Au fond, ce que voulaient les « Pères fondateurs », américains aussi bien que français, en choisissant le principe électif au détriment du tirage au sort, c'était éviter d'introduire toute forme de hasard dans la bonne gestion du corps social, qui aurait abouti au fait que les individus n'ayant aucun titre légitime à faire valoir pour gouverner puisse prétendre malgré tout à occuper la place du pouvoir décisionnel. Si le gouvernement de type représentatif a donc été mis en place à l'orée du 19ème siècle, c'est dans la finalité de maintenir un écart indépassable entre les représentants et ceux qu'ils étaient en charge de représenter (p. 78). De ce point de vue, présenter la Révolution française comme le lieu de naissance de la démocratie, en référence à la Déclaration des droits de l'homme et du citoyen, c'est rester prisonnier d'une légende qui fait consensus aujourd'hui, et qui consiste à identifier fallacieusement le gouvernement représentatif de type électif avec la démocratie entendue comme pouvoir du peuple pour le peuple et par le peuple.
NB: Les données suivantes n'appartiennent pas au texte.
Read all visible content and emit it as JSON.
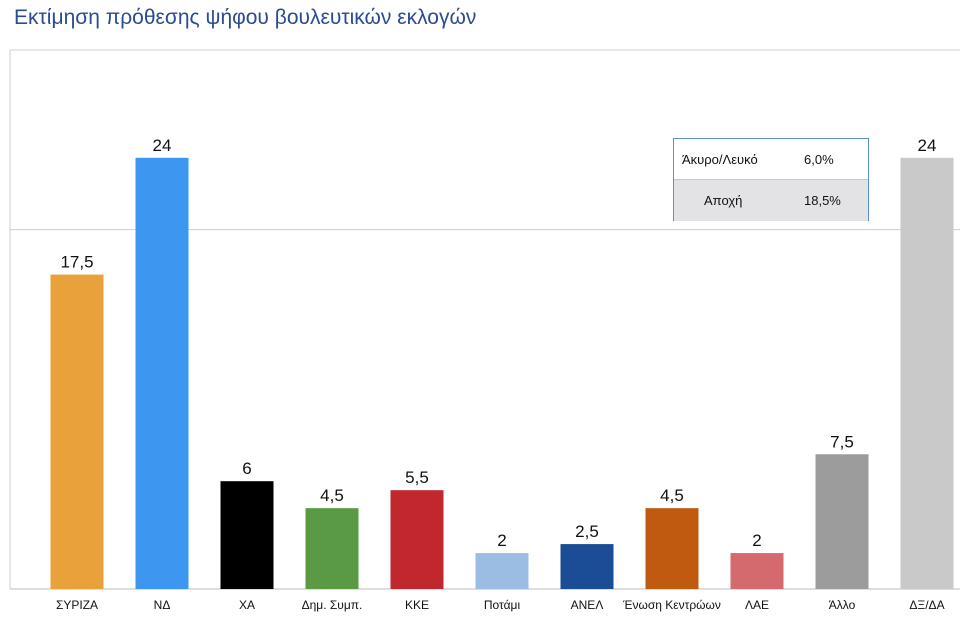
{
  "title": "Εκτίμηση πρόθεσης ψήφου βουλευτικών εκλογών",
  "legend": {
    "rows": [
      {
        "label": "Άκυρο/Λευκό",
        "value": "6,0%"
      },
      {
        "label": "Αποχή",
        "value": "18,5%"
      }
    ]
  },
  "chart_data": {
    "type": "bar",
    "title": "Εκτίμηση πρόθεσης ψήφου βουλευτικών εκλογών",
    "xlabel": "",
    "ylabel": "",
    "ylim": [
      0,
      30
    ],
    "grid": true,
    "categories": [
      "ΣΥΡΙΖΑ",
      "ΝΔ",
      "ΧΑ",
      "Δημ. Συμπ.",
      "ΚΚΕ",
      "Ποτάμι",
      "ΑΝΕΛ",
      "Ένωση Κεντρώων",
      "ΛΑΕ",
      "Άλλο",
      "ΔΞ/ΔΑ"
    ],
    "values": [
      17.5,
      24,
      6,
      4.5,
      5.5,
      2,
      2.5,
      4.5,
      2,
      7.5,
      24
    ],
    "value_labels": [
      "17,5",
      "24",
      "6",
      "4,5",
      "5,5",
      "2",
      "2,5",
      "4,5",
      "2",
      "7,5",
      "24"
    ],
    "colors": [
      "#e9a23b",
      "#3d96ef",
      "#000000",
      "#5a9a44",
      "#c0282d",
      "#9bbde3",
      "#1a4d96",
      "#bf5a10",
      "#d46a6e",
      "#9c9c9c",
      "#c9c9c9"
    ]
  }
}
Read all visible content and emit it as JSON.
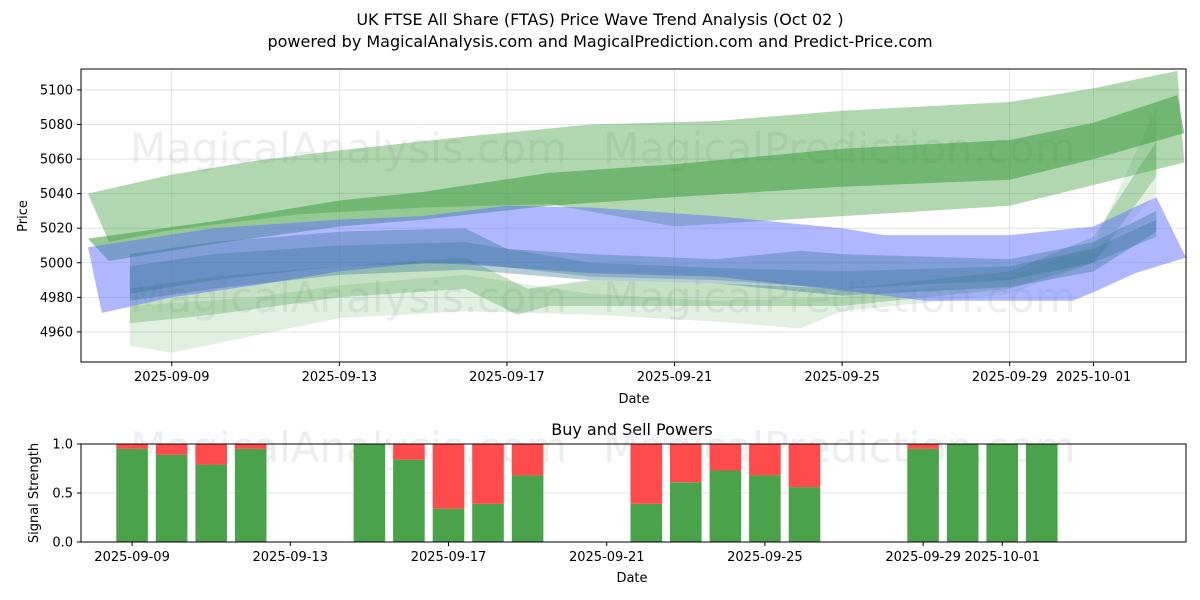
{
  "header": {
    "title": "UK FTSE All Share (FTAS) Price Wave Trend Analysis (Oct 02 )",
    "subtitle": "powered by MagicalAnalysis.com and MagicalPrediction.com and Predict-Price.com"
  },
  "watermarks": [
    "MagicalAnalysis.com",
    "MagicalPrediction.com"
  ],
  "colors": {
    "buy": "#4aa34a",
    "sell": "#ff4b4b",
    "green_band": "#3c9c3c",
    "blue_band": "#6070ff",
    "teal_band": "#2f6f8f",
    "grid": "#dddddd"
  },
  "chart_data": [
    {
      "type": "area",
      "title": "",
      "xlabel": "Date",
      "ylabel": "Price",
      "xlim": [
        "2025-09-06T20:00",
        "2025-10-03T05:00"
      ],
      "ylim": [
        4942.6,
        5112.1
      ],
      "yticks": [
        4960,
        4980,
        5000,
        5020,
        5040,
        5060,
        5080,
        5100
      ],
      "xticks": [
        "2025-09-09",
        "2025-09-13",
        "2025-09-17",
        "2025-09-21",
        "2025-09-25",
        "2025-09-29",
        "2025-10-01"
      ],
      "grid": true,
      "bands": [
        {
          "name": "upper-wave-outer",
          "color": "green",
          "opacity": 0.4,
          "upper": [
            [
              "2025-09-07",
              5040
            ],
            [
              "2025-09-09",
              5051
            ],
            [
              "2025-09-11",
              5059
            ],
            [
              "2025-09-13",
              5065
            ],
            [
              "2025-09-16",
              5073
            ],
            [
              "2025-09-19",
              5080
            ],
            [
              "2025-09-22",
              5082
            ],
            [
              "2025-09-25",
              5088
            ],
            [
              "2025-09-29",
              5093
            ],
            [
              "2025-10-01",
              5101
            ],
            [
              "2025-10-03",
              5111
            ]
          ],
          "lower": [
            [
              "2025-09-07T12:00",
              5012
            ],
            [
              "2025-09-09",
              5019
            ],
            [
              "2025-09-12",
              5028
            ],
            [
              "2025-09-15",
              5032
            ],
            [
              "2025-09-18",
              5034
            ],
            [
              "2025-09-21",
              5021
            ],
            [
              "2025-09-25",
              5027
            ],
            [
              "2025-09-29",
              5033
            ],
            [
              "2025-10-01",
              5045
            ],
            [
              "2025-10-03T04:00",
              5058
            ]
          ]
        },
        {
          "name": "upper-wave-core",
          "color": "green",
          "opacity": 0.55,
          "upper": [
            [
              "2025-09-07",
              5014
            ],
            [
              "2025-09-10",
              5024
            ],
            [
              "2025-09-13",
              5036
            ],
            [
              "2025-09-15",
              5041
            ],
            [
              "2025-09-18",
              5052
            ],
            [
              "2025-09-21",
              5057
            ],
            [
              "2025-09-25",
              5066
            ],
            [
              "2025-09-29",
              5071
            ],
            [
              "2025-10-01",
              5081
            ],
            [
              "2025-10-03",
              5097
            ]
          ],
          "lower": [
            [
              "2025-09-07T12:00",
              5001
            ],
            [
              "2025-09-10",
              5011
            ],
            [
              "2025-09-13",
              5021
            ],
            [
              "2025-09-15",
              5025
            ],
            [
              "2025-09-18",
              5033
            ],
            [
              "2025-09-21",
              5038
            ],
            [
              "2025-09-25",
              5044
            ],
            [
              "2025-09-29",
              5048
            ],
            [
              "2025-10-01",
              5060
            ],
            [
              "2025-10-03T04:00",
              5075
            ]
          ]
        },
        {
          "name": "lower-wave-faint",
          "color": "green",
          "opacity": 0.15,
          "upper": [
            [
              "2025-09-08",
              4975
            ],
            [
              "2025-09-11",
              4980
            ],
            [
              "2025-09-13",
              4987
            ],
            [
              "2025-09-16",
              4993
            ],
            [
              "2025-09-19",
              4982
            ],
            [
              "2025-09-22",
              4978
            ],
            [
              "2025-09-25",
              4980
            ],
            [
              "2025-09-29",
              4992
            ],
            [
              "2025-10-01",
              5010
            ],
            [
              "2025-10-02T12:00",
              5090
            ]
          ],
          "lower": [
            [
              "2025-09-08",
              4952
            ],
            [
              "2025-09-09",
              4948
            ],
            [
              "2025-09-11",
              4958
            ],
            [
              "2025-09-13",
              4968
            ],
            [
              "2025-09-16",
              4972
            ],
            [
              "2025-09-19",
              4970
            ],
            [
              "2025-09-22",
              4966
            ],
            [
              "2025-09-24",
              4962
            ],
            [
              "2025-09-25",
              4972
            ],
            [
              "2025-09-29",
              4982
            ],
            [
              "2025-10-01",
              5000
            ],
            [
              "2025-10-02T12:00",
              5040
            ]
          ]
        },
        {
          "name": "lower-wave-mid",
          "color": "green",
          "opacity": 0.3,
          "upper": [
            [
              "2025-09-08",
              4985
            ],
            [
              "2025-09-10",
              4992
            ],
            [
              "2025-09-13",
              4998
            ],
            [
              "2025-09-16",
              5003
            ],
            [
              "2025-09-17T12:00",
              4985
            ],
            [
              "2025-09-19",
              4990
            ],
            [
              "2025-09-22",
              4988
            ],
            [
              "2025-09-25",
              4985
            ],
            [
              "2025-09-29",
              4995
            ],
            [
              "2025-10-01",
              5015
            ],
            [
              "2025-10-02T12:00",
              5070
            ]
          ],
          "lower": [
            [
              "2025-09-08",
              4965
            ],
            [
              "2025-09-10",
              4970
            ],
            [
              "2025-09-13",
              4980
            ],
            [
              "2025-09-16",
              4985
            ],
            [
              "2025-09-17T06:00",
              4970
            ],
            [
              "2025-09-18",
              4975
            ],
            [
              "2025-09-22",
              4975
            ],
            [
              "2025-09-25",
              4975
            ],
            [
              "2025-09-29",
              4985
            ],
            [
              "2025-10-01",
              5000
            ],
            [
              "2025-10-02T12:00",
              5050
            ]
          ]
        },
        {
          "name": "blue-wave-outer",
          "color": "blue",
          "opacity": 0.5,
          "upper": [
            [
              "2025-09-07",
              5009
            ],
            [
              "2025-09-10",
              5020
            ],
            [
              "2025-09-13",
              5025
            ],
            [
              "2025-09-15",
              5027
            ],
            [
              "2025-09-17",
              5033
            ],
            [
              "2025-09-19",
              5032
            ],
            [
              "2025-09-22",
              5027
            ],
            [
              "2025-09-25",
              5020
            ],
            [
              "2025-09-26",
              5016
            ],
            [
              "2025-09-29",
              5016
            ],
            [
              "2025-10-01",
              5021
            ],
            [
              "2025-10-02T12:00",
              5038
            ],
            [
              "2025-10-03T05:00",
              5003
            ]
          ],
          "lower": [
            [
              "2025-09-07T08:00",
              4971
            ],
            [
              "2025-09-09",
              4980
            ],
            [
              "2025-09-11",
              4987
            ],
            [
              "2025-09-13",
              4995
            ],
            [
              "2025-09-15",
              5000
            ],
            [
              "2025-09-16",
              4999
            ],
            [
              "2025-09-19",
              4994
            ],
            [
              "2025-09-22",
              4992
            ],
            [
              "2025-09-25",
              4984
            ],
            [
              "2025-09-27",
              4978
            ],
            [
              "2025-09-30T12:00",
              4978
            ],
            [
              "2025-10-01",
              4983
            ],
            [
              "2025-10-02",
              4994
            ],
            [
              "2025-10-03T05:00",
              5003
            ]
          ]
        },
        {
          "name": "blue-wave-core",
          "color": "teal",
          "opacity": 0.35,
          "upper": [
            [
              "2025-09-08",
              5005
            ],
            [
              "2025-09-10",
              5012
            ],
            [
              "2025-09-13",
              5018
            ],
            [
              "2025-09-16",
              5020
            ],
            [
              "2025-09-17",
              5008
            ],
            [
              "2025-09-19",
              5005
            ],
            [
              "2025-09-22",
              5002
            ],
            [
              "2025-09-24",
              5007
            ],
            [
              "2025-09-25",
              5005
            ],
            [
              "2025-09-29",
              5002
            ],
            [
              "2025-10-01",
              5012
            ],
            [
              "2025-10-02T12:00",
              5030
            ]
          ],
          "lower": [
            [
              "2025-09-08",
              4978
            ],
            [
              "2025-09-10",
              4985
            ],
            [
              "2025-09-13",
              4993
            ],
            [
              "2025-09-16",
              4996
            ],
            [
              "2025-09-19",
              4990
            ],
            [
              "2025-09-22",
              4988
            ],
            [
              "2025-09-25",
              4981
            ],
            [
              "2025-09-29",
              4986
            ],
            [
              "2025-10-01",
              4995
            ],
            [
              "2025-10-02T12:00",
              5018
            ]
          ]
        },
        {
          "name": "blue-wave-inner",
          "color": "teal",
          "opacity": 0.3,
          "upper": [
            [
              "2025-09-08",
              4998
            ],
            [
              "2025-09-10",
              5005
            ],
            [
              "2025-09-13",
              5010
            ],
            [
              "2025-09-16",
              5012
            ],
            [
              "2025-09-19",
              5000
            ],
            [
              "2025-09-22",
              4997
            ],
            [
              "2025-09-25",
              4995
            ],
            [
              "2025-09-29",
              4998
            ],
            [
              "2025-10-01",
              5008
            ],
            [
              "2025-10-02T12:00",
              5025
            ]
          ],
          "lower": [
            [
              "2025-09-08",
              4982
            ],
            [
              "2025-09-10",
              4990
            ],
            [
              "2025-09-13",
              4998
            ],
            [
              "2025-09-16",
              5000
            ],
            [
              "2025-09-19",
              4992
            ],
            [
              "2025-09-22",
              4990
            ],
            [
              "2025-09-25",
              4985
            ],
            [
              "2025-09-29",
              4990
            ],
            [
              "2025-10-01",
              5000
            ],
            [
              "2025-10-02T12:00",
              5015
            ]
          ]
        }
      ]
    },
    {
      "type": "bar",
      "title": "Buy and Sell Powers",
      "xlabel": "Date",
      "ylabel": "Signal Strength",
      "ylim": [
        0,
        1
      ],
      "yticks": [
        "0.0",
        "0.5",
        "1.0"
      ],
      "xlim": [
        "2025-09-07T17:00",
        "2025-10-05T15:30"
      ],
      "xticks": [
        "2025-09-09",
        "2025-09-13",
        "2025-09-17",
        "2025-09-21",
        "2025-09-25",
        "2025-09-29",
        "2025-10-01"
      ],
      "grid": true,
      "series": [
        {
          "name": "Buy",
          "color": "#4aa34a"
        },
        {
          "name": "Sell",
          "color": "#ff4b4b"
        }
      ],
      "categories": [
        "2025-09-09",
        "2025-09-10",
        "2025-09-11",
        "2025-09-12",
        "2025-09-15",
        "2025-09-16",
        "2025-09-17",
        "2025-09-18",
        "2025-09-19",
        "2025-09-22",
        "2025-09-23",
        "2025-09-24",
        "2025-09-25",
        "2025-09-26",
        "2025-09-29",
        "2025-09-30",
        "2025-10-01",
        "2025-10-02"
      ],
      "buy": [
        0.95,
        0.89,
        0.79,
        0.95,
        1.0,
        0.84,
        0.34,
        0.39,
        0.68,
        0.39,
        0.61,
        0.73,
        0.68,
        0.56,
        0.95,
        1.0,
        1.0,
        1.0
      ],
      "sell": [
        0.05,
        0.11,
        0.21,
        0.05,
        0.0,
        0.16,
        0.66,
        0.61,
        0.32,
        0.61,
        0.39,
        0.27,
        0.32,
        0.44,
        0.05,
        0.0,
        0.0,
        0.0
      ]
    }
  ]
}
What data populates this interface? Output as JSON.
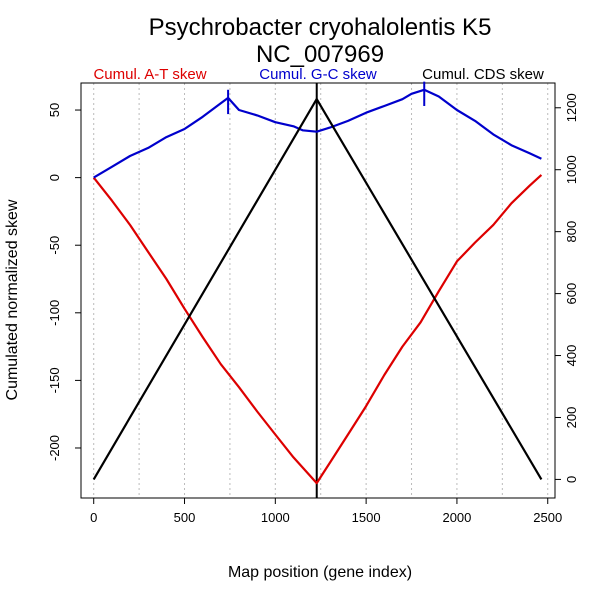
{
  "chart_data": {
    "type": "line",
    "title": "Psychrobacter cryohalolentis K5",
    "subtitle": "NC_007969",
    "xlabel": "Map position (gene index)",
    "ylabel": "Cumulated normalized skew",
    "xlim": [
      -70,
      2540
    ],
    "ylim": [
      -237,
      70
    ],
    "y2lim": [
      -60,
      1280
    ],
    "x_ticks": [
      0,
      500,
      1000,
      1500,
      2000,
      2500
    ],
    "y_ticks": [
      -200,
      -150,
      -100,
      -50,
      0,
      50
    ],
    "y2_ticks": [
      0,
      200,
      400,
      600,
      800,
      1000,
      1200
    ],
    "vertical_gridlines": [
      0,
      250,
      500,
      750,
      1000,
      1250,
      1500,
      1750,
      2000,
      2250,
      2500
    ],
    "grid": "vertical dotted",
    "legend_placement": "top",
    "origin_marker_x": 1228,
    "series": [
      {
        "name": "Cumul. A-T skew",
        "color": "#dd0000",
        "axis": "left",
        "x": [
          0,
          100,
          200,
          300,
          400,
          500,
          600,
          700,
          800,
          900,
          1000,
          1100,
          1228,
          1300,
          1400,
          1500,
          1600,
          1700,
          1800,
          1900,
          2000,
          2100,
          2200,
          2300,
          2400,
          2465
        ],
        "values": [
          0,
          -17,
          -35,
          -55,
          -75,
          -97,
          -118,
          -138,
          -155,
          -173,
          -190,
          -207,
          -226,
          -211,
          -190,
          -169,
          -146,
          -125,
          -107,
          -84,
          -62,
          -48,
          -35,
          -19,
          -6,
          2
        ]
      },
      {
        "name": "Cumul. G-C skew",
        "color": "#0000cc",
        "axis": "left",
        "x": [
          0,
          100,
          200,
          300,
          400,
          500,
          600,
          700,
          740,
          800,
          900,
          1000,
          1100,
          1150,
          1228,
          1300,
          1400,
          1500,
          1600,
          1700,
          1750,
          1820,
          1900,
          2000,
          2100,
          2200,
          2300,
          2400,
          2465
        ],
        "values": [
          0,
          8,
          16,
          22,
          30,
          36,
          45,
          55,
          59,
          50,
          46,
          41,
          38,
          35,
          34,
          37,
          42,
          48,
          53,
          58,
          62,
          65,
          60,
          50,
          42,
          32,
          24,
          18,
          14
        ]
      },
      {
        "name": "Cumul. CDS skew",
        "color": "#000000",
        "axis": "right",
        "x": [
          0,
          1228,
          2465
        ],
        "values": [
          0,
          1228,
          0
        ]
      }
    ],
    "markers": [
      {
        "series": "Cumul. G-C skew",
        "x": 740,
        "y": 56,
        "half_height": 9,
        "color": "#0000cc"
      },
      {
        "series": "Cumul. G-C skew",
        "x": 1820,
        "y": 62,
        "half_height": 9,
        "color": "#0000cc"
      }
    ]
  }
}
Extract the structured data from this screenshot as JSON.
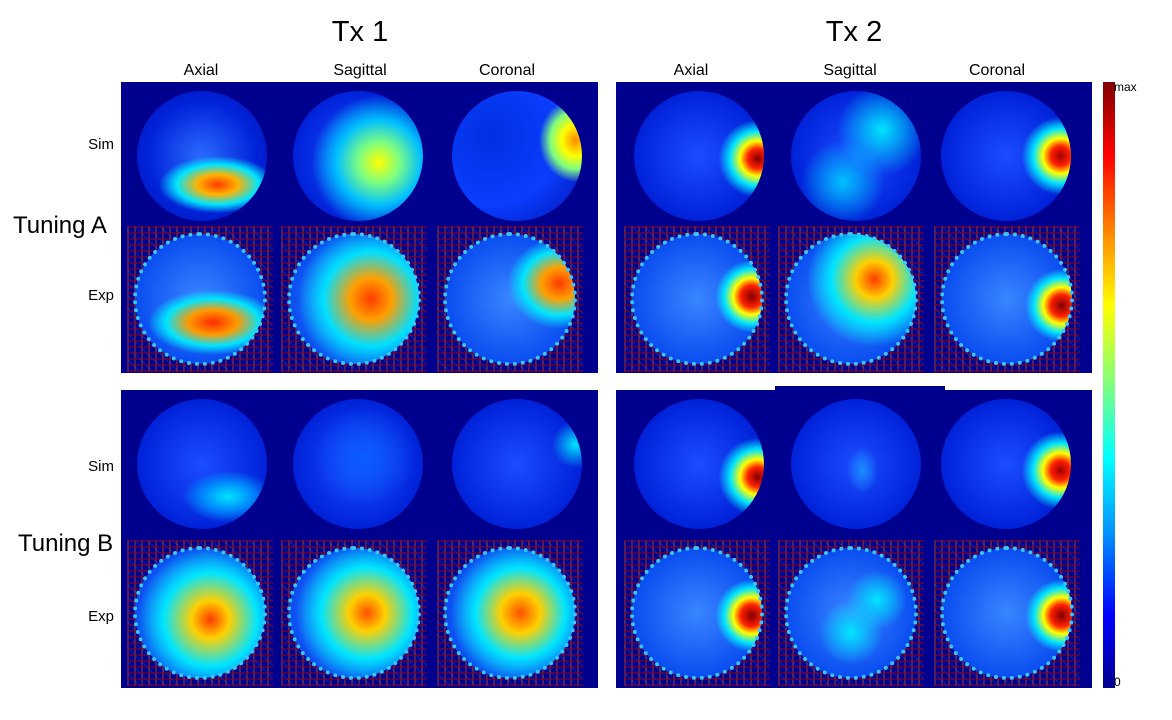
{
  "titles": {
    "tx1": "Tx 1",
    "tx2": "Tx 2"
  },
  "columns": {
    "tx1": [
      "Axial",
      "Sagittal",
      "Coronal"
    ],
    "tx2": [
      "Axial",
      "Sagittal",
      "Coronal"
    ]
  },
  "rows": {
    "sim": "Sim",
    "exp": "Exp"
  },
  "tunings": {
    "a": "Tuning A",
    "b": "Tuning B"
  },
  "colorbar": {
    "max_label": "max",
    "min_label": "0",
    "colors": [
      "#800000",
      "#ff0000",
      "#ff8a00",
      "#ffff00",
      "#7fff7f",
      "#00ffff",
      "#008cff",
      "#0000ff",
      "#00008f"
    ]
  }
}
Il est à cet égard très révélateur que les philosophes politiques les plus classiques, aussi bien Aristote que Montesquieu ou Rousseau, se soient montré beaucoup plus lucides que nombre de penseurs politiques contemporains concernant la nature du régime démocratique et la question du mode de nomination des représentants – élection ou tirage au sort. Ainsi, bien que par ailleurs partisan d'un régime politique mixte associant démocratie et aristocratie, Aristote semble avoir particulièrement saisi la double identification entre tirage au sort et démocratie d'une part, élection et aristocratie d'autre part (p. 83). D'où l'une des caractéristiques essentielles de la démocratie athénienne, qui réside dans l'absence de distinction entre représentants et citoyens (p. 82) : le peuple athénien exerce le pouvoir en son nom propre de façon souveraine, et le tirage au sort est une technique qui joue dans ce cadre un rôle central ; à Athènes, durant la période « classique », les organes de gouvernements les plus importants fonctionnaient sur la base du tirage au sort : le Conseil, le Tribunal du peuple et la plupart des magistratures (pp. 79-81). Certes, il y avait également des procédures électives mais elles ne concernaient que les postes demandant une compétence technique bien précise, comme par exemple stratège militaire ou haut fonctionnaire en charge de l'« exécutif » (p. 76).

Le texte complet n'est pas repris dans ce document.